Virginia Willcock grew up in Perth, Western Australia, and became fascinated by wine as a teenager when her father bought a small vineyard near the city. Seeing the joy wine brought them and their friends, she decided this was the career for her. She has been chief winemaker at Vasse Felix, the first commercial vineyard planted in her home state’s Margaret River, since 2006

What’s your ‘last supper’ wine? 
I know I’m not meant to pick my own wine, but it has to be a magnum of Vasse Felix’s 2013 Tom Cullity. It was the first vintage of this wine, which is named after our founder, who planted the first commercial vines in Margaret River. I was presented with a magnum on my 10th anniversary here, and it was the most poignant moment of my career. I don’t know how I earned the privilege of making such a beautiful wine from those original vines, but when you’re about to die, you want to celebrate your own life, right?
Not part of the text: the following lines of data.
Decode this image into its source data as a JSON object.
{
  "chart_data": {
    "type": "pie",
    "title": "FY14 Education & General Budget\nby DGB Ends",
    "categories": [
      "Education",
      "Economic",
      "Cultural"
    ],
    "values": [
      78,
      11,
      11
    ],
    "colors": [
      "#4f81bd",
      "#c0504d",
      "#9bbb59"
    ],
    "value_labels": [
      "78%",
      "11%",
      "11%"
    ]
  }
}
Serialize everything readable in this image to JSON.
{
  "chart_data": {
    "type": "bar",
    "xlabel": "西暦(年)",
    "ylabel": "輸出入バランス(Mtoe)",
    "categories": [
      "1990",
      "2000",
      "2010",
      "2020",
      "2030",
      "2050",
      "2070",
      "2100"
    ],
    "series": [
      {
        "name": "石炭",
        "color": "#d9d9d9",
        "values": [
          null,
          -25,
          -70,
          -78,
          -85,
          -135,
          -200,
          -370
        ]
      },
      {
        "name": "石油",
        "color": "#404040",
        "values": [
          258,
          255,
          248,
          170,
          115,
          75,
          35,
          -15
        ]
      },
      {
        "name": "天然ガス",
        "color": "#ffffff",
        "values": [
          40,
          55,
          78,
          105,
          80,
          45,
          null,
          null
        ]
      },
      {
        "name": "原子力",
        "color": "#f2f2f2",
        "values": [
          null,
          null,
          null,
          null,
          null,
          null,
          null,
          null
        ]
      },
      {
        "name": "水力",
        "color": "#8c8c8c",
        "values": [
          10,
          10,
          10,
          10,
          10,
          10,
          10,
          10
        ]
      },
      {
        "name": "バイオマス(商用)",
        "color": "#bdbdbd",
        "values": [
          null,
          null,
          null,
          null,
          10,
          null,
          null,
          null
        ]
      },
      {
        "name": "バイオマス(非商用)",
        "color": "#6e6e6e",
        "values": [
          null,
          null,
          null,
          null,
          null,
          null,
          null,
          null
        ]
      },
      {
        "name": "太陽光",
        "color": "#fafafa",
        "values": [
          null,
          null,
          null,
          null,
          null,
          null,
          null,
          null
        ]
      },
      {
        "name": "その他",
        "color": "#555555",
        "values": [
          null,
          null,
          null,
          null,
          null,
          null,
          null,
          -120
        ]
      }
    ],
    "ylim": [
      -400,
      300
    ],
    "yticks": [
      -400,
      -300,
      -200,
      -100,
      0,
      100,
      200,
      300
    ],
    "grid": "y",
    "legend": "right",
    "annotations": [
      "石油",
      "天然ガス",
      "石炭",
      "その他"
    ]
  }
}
And that’s my proudest moment.

Where’s your dream vineyard? 
I don’t know enough about the soils anywhere else to say for certain, but I’d love to grow Nebbiolo and I don’t believe in making it in Australia, so I’d be very happy to work in the hills of Piedmont with some funky, beautiful dirt and a truffle farm next door.

Who’s your wine hero? 
Can I have two? The first is Steve Pannell, who was my best mate when we were studying at Roseworthy College, and very much a big brother to me, keeping me on the straight and narrow. We love the same wines, and all his wines are about succulence, beauty and finesse – he doesn’t make anything that I don’t love. He’s just the most ‘zen’ guy in wine.

The other would be Andrew Caillard MW. He’s an Englishman who is more passionate about Australian wine than most Aussies – as seen in his amazing book, The Australian Ark. Anyone who is committed to that sort of research into a country’s wine and history deserves huge respect. He gets very angry when he hears people saying how Australia is a shallow wine nation. Plus he has a way of swearing that somehow sounds polite and considered, not offensive. Maybe that’s a British thing. 

What’s the next big thing in wine?  
Wines with less oak intervention and more vineyard precision. The varieties I work with most – Cabernet Sauvignon and Chardonnay – are very oak-influenced, where the best vineyards always get the best oak. But what if grapes from the best vineyards were only aged in the most elegant vessels, allowing the purity of the site to shine through? You don’t see enough of that. That way you could get to see the beauty of the greatest vineyards of the world, rather than the winemaking. 

What’s your favourite wine memory? 
For my 50th birthday, my husband had covertly collected a bunch of Barolos and Barbarescos from my birth year, 1968. It was a rubbish vintage pretty much everywhere in Europe, but it was OK in Piedmont, and he got hold of some beauties. Because they were quite old and delicate, we decided we’d have them at the start of the lunch, with charcuterie and breads. I remember a Produttori del Barbaresco being the standout. Then we had a massive porchetta and some top-end white Burgundies – Ponsot and the like. It was an awesome day, and reaffirmed to me to always serve older, delicate reds before whites.